When you experience a personal loss, chances are good that you may turn to someone who has experienced a similar loss.
Can you apply this formula to medical care?
When you need to lose weight, chances aren’t as promising if your doctor is overweight. Similarly, dentists with unattractive teeth aren’t conveying much assurance for suitable oral care.
In a study of 500 primary care physicians around the country, scientists at the Johns Hopkins Bloomberg School of Public Health and the Johns Hopkins University School of Medicine concluded that a doctor’s own weight swayed how he or she was concerned for a patients weight issues.
The physicians answered a 49 question survey to expose how they documented an obesity diagnosis, introduced weight-loss consultations, assessed self-efficacy for providing counseling, and recommended medication when specified.
The study further indicated the variance on demonstrating healthy behaviors and whether physicians channeled that a patient’s confidence level was less protected if given advice by an overweight or obese doctor.
The study concluded that overweight or obese physicians were less probable to discourse weight loss with heavier patients. Only 18% of obese doctors conferred losing weight with their patients whereas 30% of healthy weight physicians did.
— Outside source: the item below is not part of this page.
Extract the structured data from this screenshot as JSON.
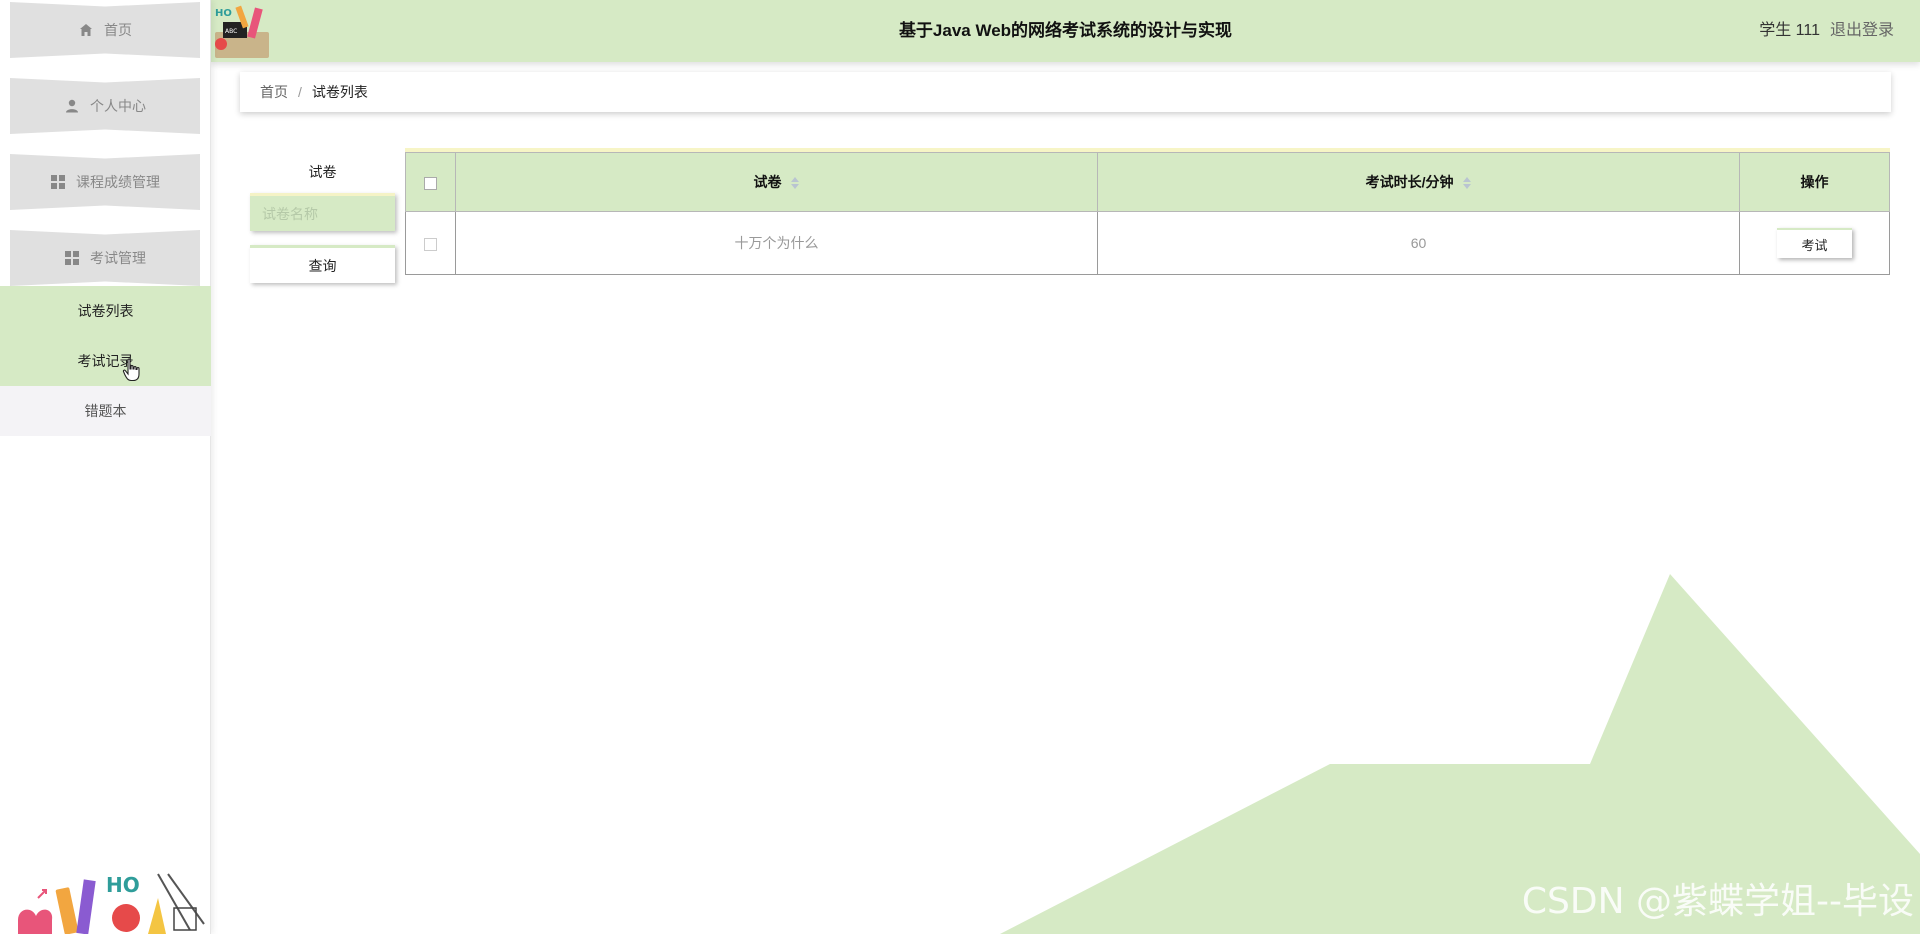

Scientists alarmingly found that 93% of doctors diagnosed obesity in their patients only if they believed their own weight was equal to or less than that of their patients.
Analyzing the Numbers:
· 93% vs. 7% - A physician's self-impression also seems to be a factor in weight loss counseling. Doctors were more likely to record a diagnosis of obesity
· 53% vs. 37% - Physicians with normal BMI had more confidence in their ability to give advice on diet and exercise to their obese patients than their overweight or obese counterparts.
· 72% vs. 56% - Doctors who reported having normal BMI were more likely than their overweight or obese colleagues to believe that physicians should be role models to their patients by keeping to a healthy weight.
Lead author, Dr. Sara Bleich, assistant professor in the Department of Health Policy and Management at Johns Hopkins Bloomberg School of Public Health, advocated that the results found normal weight physicians to "have greater confidence in their ability to provide diet and exercise counseling and perceive their weight loss advice as trustworthy when compared to overweight or obese physicians".
“If we improve physician well-being, and improve their lifestyles toward weight loss or weight maintenance, that can go a long way toward influencing the care they provide their patients,” says Bleich.
Putting emphasis on healthy weight for physicians during medical school and in continuing education could improve the health of the general population. Ultimately the responsibility comes down to choosing a physician who defines the ultimate goal of helping you achieve a healthy weight.
The information on this site is not a substitute for diagnosis or treatment from a licensed medical practitioner. If you are experiencing a serious medical condition call your local emergency services or your doctor.